Regex Split support for optional patterns?

Is it possible to use optional groups in patterns (with data matching, and present)?

For example:
(.+)(?: [([1-3])])?$ matches: something, but produces an error message: Execute failed: String value can’t be null.

Could it be a missing value? (Or a collection of StringCells?)

Stack trace:
java.lang.NullPointerException: String value can’t be null.
at org.knime.core.data.def.StringCell.(StringCell.java:91)
at org.knime.base.node.preproc.regexsplit.RegexSplitNodeModel$1.getCells(RegexSplitNodeModel.java:145)
at org.knime.core.data.container.RearrangeColumnsTable.create(RearrangeColumnsTable.java:325)
at org.knime.core.node.ExecutionContext.createColumnRearrangeTable(ExecutionContext.java:273)
at org.knime.base.node.preproc.regexsplit.RegexSplitNodeModel.execute(RegexSplitNodeModel.java:80)
at org.knime.core.node.NodeModel.execute(NodeModel.java:556)
at org.knime.core.node.NodeModel.executeModel(NodeModel.java:410)
at org.knime.core.node.Node.execute(Node.java:653)
at org.knime.core.node.workflow.SingleNodeContainer.executeNode(SingleNodeContainer.java:587)
at org.knime.core.node.workflow.SingleNodeContainer.access$1(SingleNodeContainer.java:561)
at org.knime.core.node.workflow.SingleNodeContainer$1.run(SingleNodeContainer.java:446)
at org.knime.core.node.workflow.JobRunnable.run(JobRunnable.java:43)
at java.util.concurrent.Executors$RunnableAdapter.call(Unknown Source)
at java.util.concurrent.FutureTask$Sync.innerRun(Unknown Source)
at java.util.concurrent.FutureTask.run(Unknown Source)
at org.knime.core.util.ThreadPool$MyFuture.run(ThreadPool.java:98)
at org.knime.core.util.ThreadPool$Worker.run(ThreadPool.java:166)

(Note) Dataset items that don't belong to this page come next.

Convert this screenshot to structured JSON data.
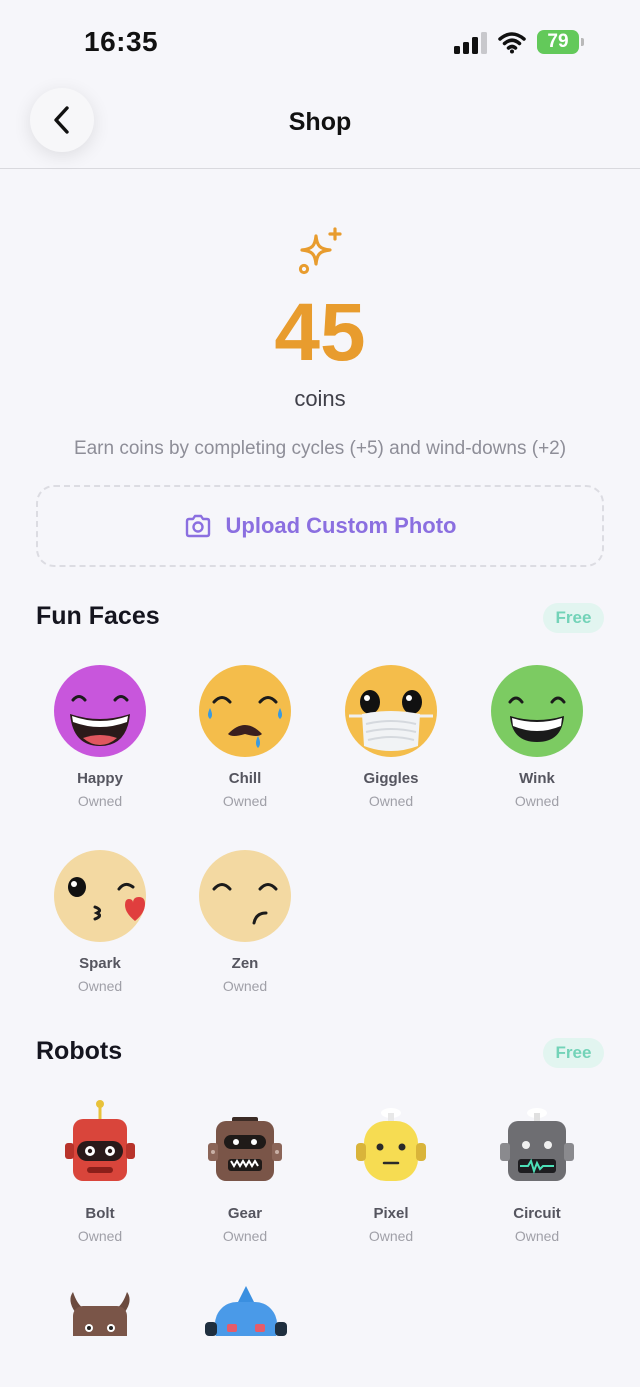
{
  "status_bar": {
    "time": "16:35",
    "battery": "79"
  },
  "nav": {
    "title": "Shop"
  },
  "coins": {
    "amount": "45",
    "unit": "coins",
    "hint": "Earn coins by completing cycles (+5) and wind-downs (+2)"
  },
  "upload": {
    "label": "Upload Custom Photo"
  },
  "sections": {
    "fun_faces": {
      "title": "Fun Faces",
      "badge": "Free",
      "items": [
        {
          "name": "Happy",
          "status": "Owned"
        },
        {
          "name": "Chill",
          "status": "Owned"
        },
        {
          "name": "Giggles",
          "status": "Owned"
        },
        {
          "name": "Wink",
          "status": "Owned"
        },
        {
          "name": "Spark",
          "status": "Owned"
        },
        {
          "name": "Zen",
          "status": "Owned"
        }
      ]
    },
    "robots": {
      "title": "Robots",
      "badge": "Free",
      "items": [
        {
          "name": "Bolt",
          "status": "Owned"
        },
        {
          "name": "Gear",
          "status": "Owned"
        },
        {
          "name": "Pixel",
          "status": "Owned"
        },
        {
          "name": "Circuit",
          "status": "Owned"
        }
      ]
    }
  },
  "colors": {
    "accent": "#E89C2E",
    "upload": "#8B6FE0",
    "badge_bg": "#E2F5F0",
    "badge_text": "#73D3B8"
  }
}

It looks like the pattern like this: (.)+ is also not properly handled, as it produces only a g. (The non-grouping (?:, ) seems to be creating new columns, I am not sure how intentional it is.)

Thanks for the problem report. There are two problems with the node: (1) it creates columns for non-capturing groups and (2) it throws the reported NPE for optional groups. Both problems were fixed and will be available in v2.1.

I can’t see a problem with (.)+ matching only g though. The parentheses match one character, whereby g is the character the matched last. Maybe the documentation on java regexp helps here?

Thanks again!

You are really good. :slight_smile: And absolutely right. I have not checked properly the documentation. (I thought it is possible to get the individual groups from the match and those would be the values in the result column. My wrong.)
Thanks, gabor